We could add to this picture that previous fake news depended on the press to gain traction. Misleading stories must be printed by some organizations to circulate in the public sphere. In addition, newspapers were inserted into the former capitalist accumulation model as cultural commodities exchanged for profit making. From a materialist standpoint, we could summarize this previous logic of capital circulation as follows: “the cycle of consumption is motivated by the use-value of a commodity, and it is completed when money is turned into a commodity” (Sadowski 2019, p. 3). Since the use-value of modern newspapers was gradually associated with their public reliability (as we mentioned previously), the continuous publication of fictional stories was not suitable for the news industry. Only tabloid-style newspapers (also known in the US as the “penny press”) were successful in publishing low-quality articles at the expense of their credibility.
Since the present capital accumulation cycle is marked by data extraction, even cultural commodities are valued by their modularization to platform monetization. As publishers gradually become content developers (Nieborg and Poell 2018), cultural production is now dependent on the data-driven process. The very agenda of digital news platforms is often based on “trending social media topics and popular search terms” (Nieborg and Poell 2018, p. 2). However, even with reduced staff, news organizations have infrastructural costs that fake news producers can simply bypass. Producers of misleading stories can quickly launch a site that mimics the legacy media format, fill it with programmatic advertising banners, and attract the audience via an initial investment in click farms and bots that boost traffic to their web pages.
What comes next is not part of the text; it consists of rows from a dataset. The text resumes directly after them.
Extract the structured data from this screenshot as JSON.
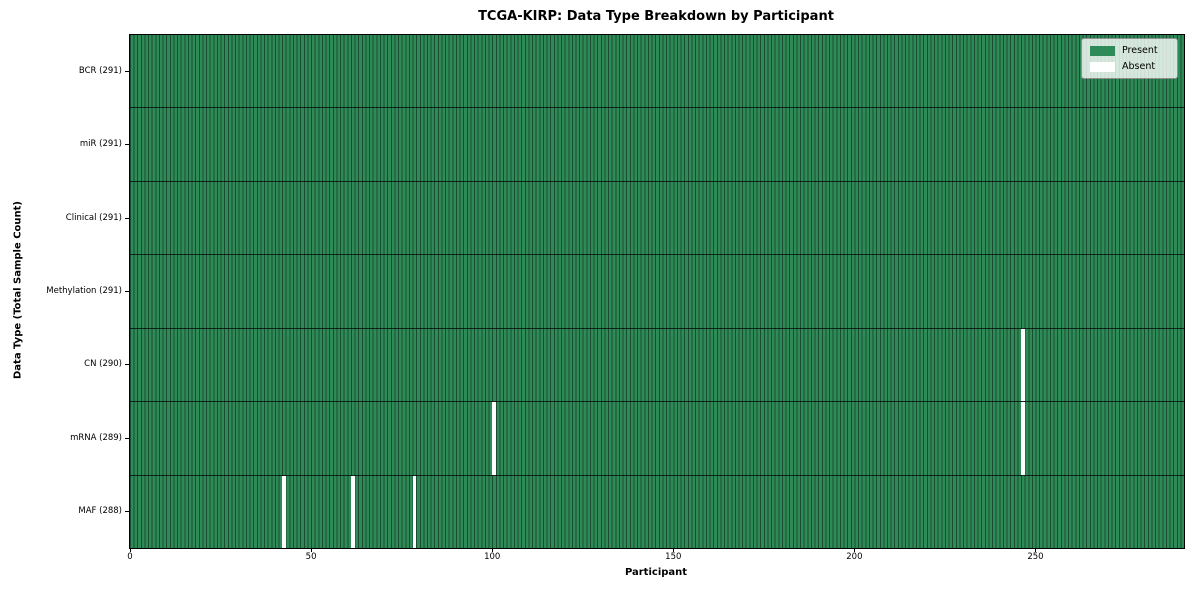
{
  "chart_data": {
    "type": "heatmap",
    "title": "TCGA-KIRP: Data Type Breakdown by Participant",
    "xlabel": "Participant",
    "ylabel": "Data Type (Total Sample Count)",
    "n_participants": 291,
    "x_range": [
      0,
      291
    ],
    "x_ticks": [
      0,
      50,
      100,
      150,
      200,
      250
    ],
    "grid": "cell-edges",
    "legend_position": "upper right",
    "rows": [
      {
        "name": "bcr",
        "label": "BCR (291)",
        "total_samples": 291,
        "absent_participants": []
      },
      {
        "name": "mir",
        "label": "miR (291)",
        "total_samples": 291,
        "absent_participants": []
      },
      {
        "name": "clinical",
        "label": "Clinical (291)",
        "total_samples": 291,
        "absent_participants": []
      },
      {
        "name": "methylation",
        "label": "Methylation (291)",
        "total_samples": 291,
        "absent_participants": []
      },
      {
        "name": "cn",
        "label": "CN (290)",
        "total_samples": 290,
        "absent_participants": [
          246
        ]
      },
      {
        "name": "mrna",
        "label": "mRNA (289)",
        "total_samples": 289,
        "absent_participants": [
          100,
          246
        ]
      },
      {
        "name": "maf",
        "label": "MAF (288)",
        "total_samples": 288,
        "absent_participants": [
          42,
          61,
          78
        ]
      }
    ],
    "legend": [
      {
        "label": "Present",
        "color": "#2e8b57"
      },
      {
        "label": "Absent",
        "color": "#ffffff"
      }
    ],
    "colors": {
      "present": "#2e8b57",
      "absent": "#ffffff",
      "cell_edge": "#194c30",
      "row_separator": "#1a1a1a",
      "axis_spine": "#000000"
    }
  }
}
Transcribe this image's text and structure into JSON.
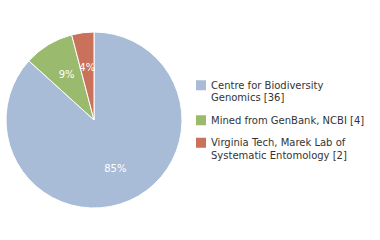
{
  "chart_data": {
    "type": "pie",
    "categories": [
      "Centre for Biodiversity\nGenomics [36]",
      "Mined from GenBank, NCBI [4]",
      "Virginia Tech, Marek Lab of\nSystematic Entomology [2]"
    ],
    "values": [
      85,
      9,
      4
    ],
    "value_labels": [
      "85%",
      "9%",
      "4%"
    ],
    "colors": [
      "#a8bcd8",
      "#9abb6e",
      "#c9715a"
    ],
    "data_labels": true,
    "legend": "right"
  }
}
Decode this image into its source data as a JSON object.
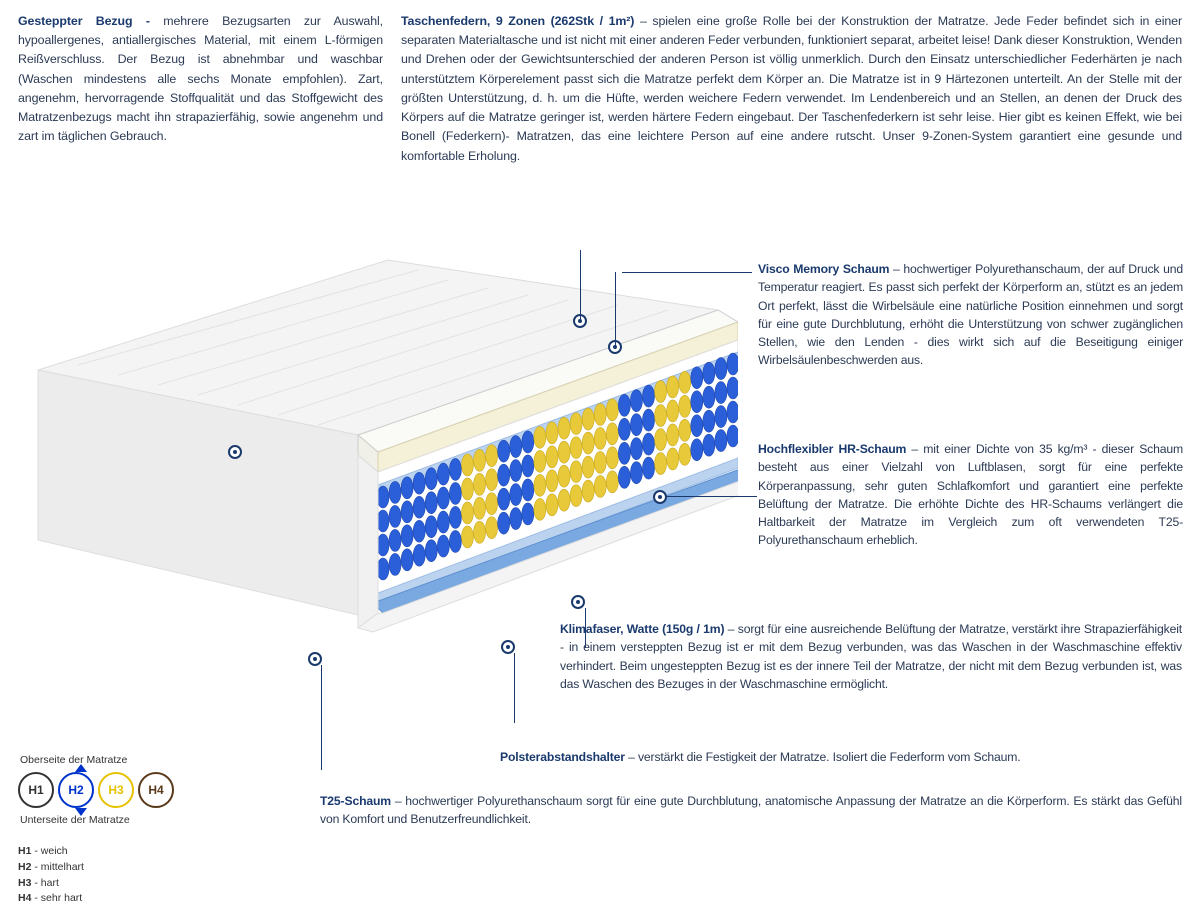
{
  "top": {
    "left": {
      "lead": "Gesteppter Bezug - ",
      "body": "mehrere Bezugsarten zur Auswahl, hypoallergenes, antiallergisches Material, mit einem L-förmigen Reißverschluss. Der Bezug ist abnehmbar und waschbar (Waschen mindestens alle sechs Monate empfohlen). Zart, angenehm, hervorragende Stoffqualität und das Stoffgewicht des Matratzenbezugs macht ihn strapazierfähig, sowie angenehm und zart im täglichen Gebrauch."
    },
    "right": {
      "lead": "Taschenfedern, 9 Zonen (262Stk / 1m²) ",
      "body": "– spielen eine große Rolle bei der Konstruktion der Matratze. Jede Feder befindet sich in einer separaten Materialtasche und ist nicht mit einer anderen Feder verbunden, funktioniert separat, arbeitet leise! Dank dieser Konstruktion, Wenden und Drehen oder der Gewichtsunterschied der anderen Person ist völlig unmerklich. Durch den Einsatz unterschiedlicher Federhärten je nach unterstütztem Körperelement passt sich die Matratze perfekt dem Körper an. Die Matratze ist in 9 Härtezonen unterteilt. An der Stelle mit der größten Unterstützung, d. h. um die Hüfte, werden weichere Federn verwendet. Im Lendenbereich und an Stellen, an denen der Druck des Körpers auf die Matratze geringer ist, werden härtere Federn eingebaut. Der Taschenfederkern ist sehr leise. Hier gibt es keinen Effekt, wie bei Bonell (Federkern)- Matratzen, das eine leichtere Person auf eine andere rutscht. Unser 9-Zonen-System garantiert eine gesunde und komfortable Erholung."
    }
  },
  "callouts": {
    "visco": {
      "lead": "Visco Memory Schaum ",
      "body": "– hochwertiger Polyurethanschaum, der auf Druck und Temperatur reagiert. Es passt sich perfekt der Körperform an, stützt es an jedem Ort perfekt, lässt die Wirbelsäule eine natürliche Position einnehmen und sorgt für eine gute Durchblutung, erhöht die Unterstützung von schwer zugänglichen Stellen, wie den Lenden - dies wirkt sich auf die Beseitigung einiger Wirbelsäulenbeschwerden aus."
    },
    "hr": {
      "lead": "Hochflexibler HR-Schaum ",
      "body": "– mit einer Dichte von 35 kg/m³ - dieser Schaum besteht aus einer Vielzahl von Luftblasen, sorgt für eine perfekte Körperanpassung, sehr guten Schlafkomfort und garantiert eine perfekte Belüftung der Matratze. Die erhöhte Dichte des HR-Schaums verlängert die Haltbarkeit der Matratze im Vergleich zum oft verwendeten T25-Polyurethanschaum erheblich."
    },
    "klima": {
      "lead": "Klimafaser, Watte (150g / 1m) ",
      "body": "– sorgt für eine ausreichende Belüftung der Matratze, verstärkt ihre Strapazierfähigkeit - in einem versteppten Bezug ist er mit dem Bezug verbunden, was das Waschen in der Waschmaschine effektiv verhindert. Beim ungesteppten Bezug ist es der innere Teil der Matratze, der nicht mit dem Bezug verbunden ist, was das Waschen des Bezuges in der Waschmaschine ermöglicht."
    },
    "polster": {
      "lead": "Polsterabstandshalter ",
      "body": "– verstärkt die Festigkeit der Matratze. Isoliert die Federform vom Schaum."
    },
    "t25": {
      "lead": "T25-Schaum ",
      "body": "– hochwertiger Polyurethanschaum sorgt für eine gute Durchblutung, anatomische Anpassung der Matratze an die Körperform. Es stärkt das Gefühl von Komfort und Benutzerfreundlichkeit."
    }
  },
  "legend": {
    "top_label": "Oberseite der Matratze",
    "bottom_label": "Unterseite der Matratze",
    "circles": [
      {
        "label": "H1",
        "color": "#333333"
      },
      {
        "label": "H2",
        "color": "#0033cc"
      },
      {
        "label": "H3",
        "color": "#e6c200"
      },
      {
        "label": "H4",
        "color": "#5a3a1a"
      }
    ],
    "items": [
      {
        "k": "H1",
        "v": " - weich"
      },
      {
        "k": "H2",
        "v": " - mittelhart"
      },
      {
        "k": "H3",
        "v": " - hart"
      },
      {
        "k": "H4",
        "v": " - sehr hart"
      }
    ]
  },
  "colors": {
    "spring_blue": "#2b5fd9",
    "spring_yellow": "#e8c93a",
    "foam_cream": "#f5f0d8",
    "foam_white": "#f8f8f5",
    "base_blue": "#7aa8e0",
    "cover": "#eeeeee"
  }
}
Moreover, sometimes, fake news may be more appealing than stories from legitimized testifiers since their producers’ primary concern is the fabrication of content with the best viral impact. Consequently, disinformation frequently generates more data to keep the capital accumulation cycle in place. For this reason, the current surge in fake news could be seen as an unforeseen consequence of our prevalent value-creation logic that will probably not be constrained in upcoming years.
Conclusion
In this chapter, we first developed a systematic review of the scholarly literature regarding fake news from 2017 to 2019 to advance our contribution to this ongoing discussion from a materialistic viewpoint (mainly based on the current appropriations of Marxist thought in studies of platforms). From our perspective, the growing body of research about fake news could be distinguished between descriptive and critical approaches, whose primary purposes vary due to the epistemological landscape. The descriptive research, focusing on the characterization, infrastructure, and effects of fake news, aims to debug the term from its common-sense use. This study’s line offers a crucial conceptualization of the notion and outlines some of its material roots (e.g. technological shifts, socio-political environments). Nevertheless, it lacks a macro account of the surge of fake news that clarifies why what we are experiencing now regarding disinformation is linked to broader historical changes.